Senado aprova criação de programa para acelerar revisão de benefícios do INSS
Programa pagará valores de 68 reais ou 75 reais por processo revisado pelo servidor; texto vai à sanção presidencial
O plenário do Senado aprovou, nesta terça-feira, 12, a Medida Provisória (MP) que cria um programa para estimular o trabalho extra de servidores do INSS e do Ministério da Previdência Social na análise e perícia em processos de revisão e reavaliação de benefícios previdenciários e assistenciais.
A MP foi editada pelo governo em abril.
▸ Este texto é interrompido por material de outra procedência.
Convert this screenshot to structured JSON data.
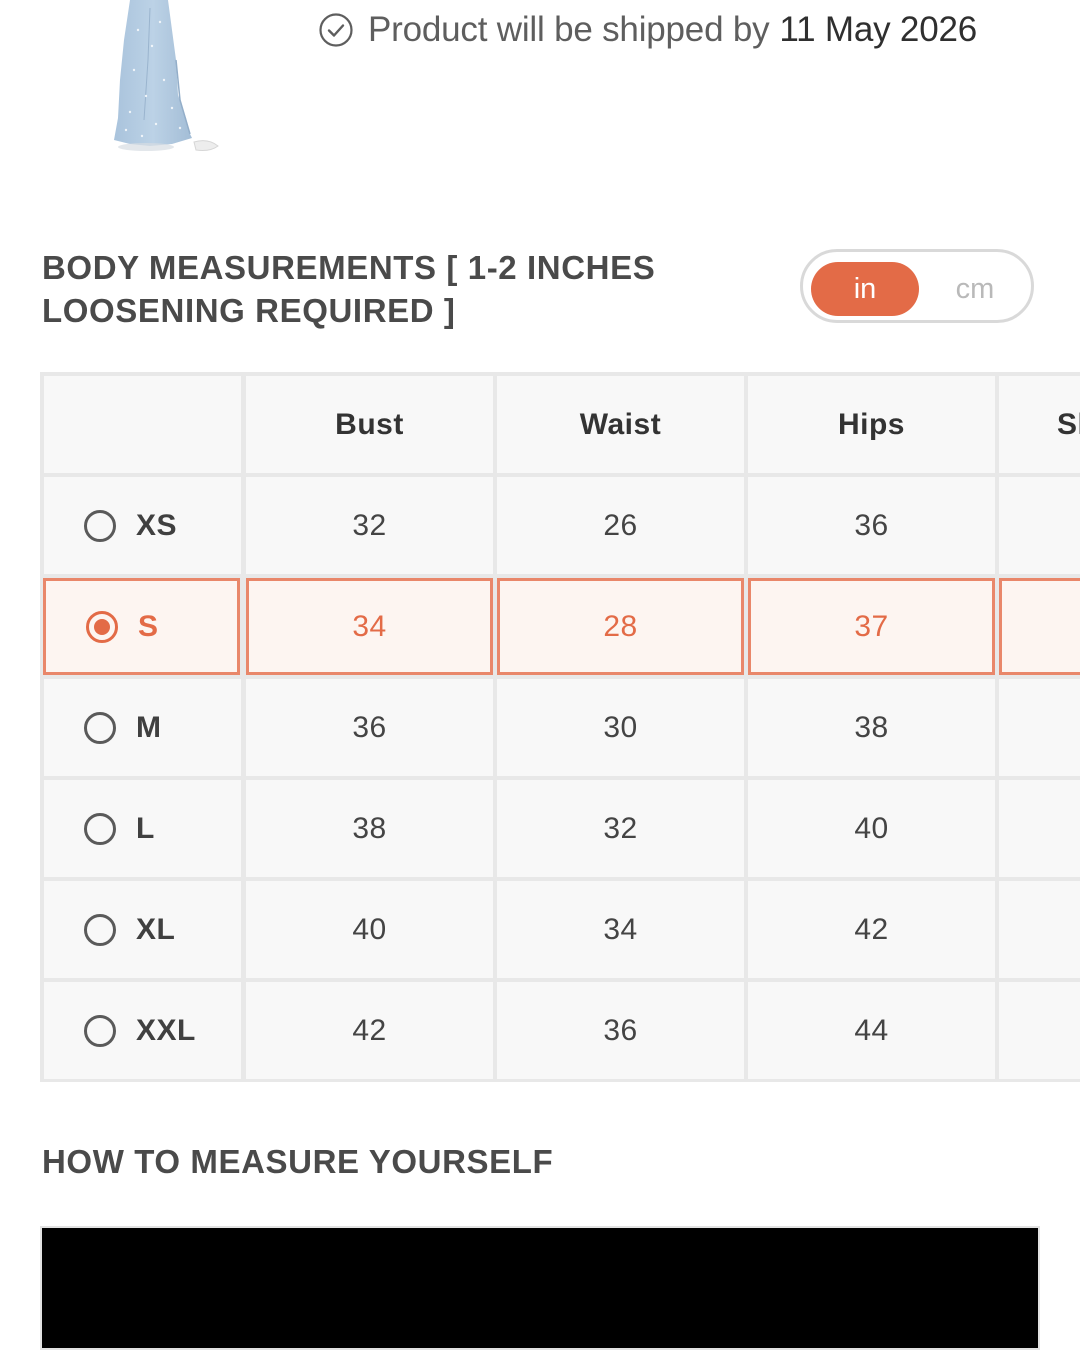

Ela foi aprovada pela Câmara, na semana passada, e pelo Senado, hoje, na forma de um substitutivo – versão com diferenças em relação à original – apresentado pela relatora, senadora Zenaide Maia (PSD-RN). O texto segue agora para a sanção presidencial.
O chamado Programa de Gerenciamento de Benefícios (PGB) tem orçamento previsto 200 milhões de reais para 2025 e pagará valores de 68 reais ou 75 reais por processo revisado pelo servidor que aderir ao PGB.
Os 68 reais serão pagos aos servidores da carreira de seguro social, e os 75 reais, aos integrantes das carreiras de perito médico federal, supervisor médico pericial e perito médico da Previdência Social.
A portaria que regulamentou a MP limita o valor a receber anualmente pelo primeiro grupo em 17,136 mil reais e o valor para o segundo grupo em 18,9 mil reais.
Os valores, somados à remuneração normal, não podem passar do teto do funcionalismo, que é de 46,366 mil reais.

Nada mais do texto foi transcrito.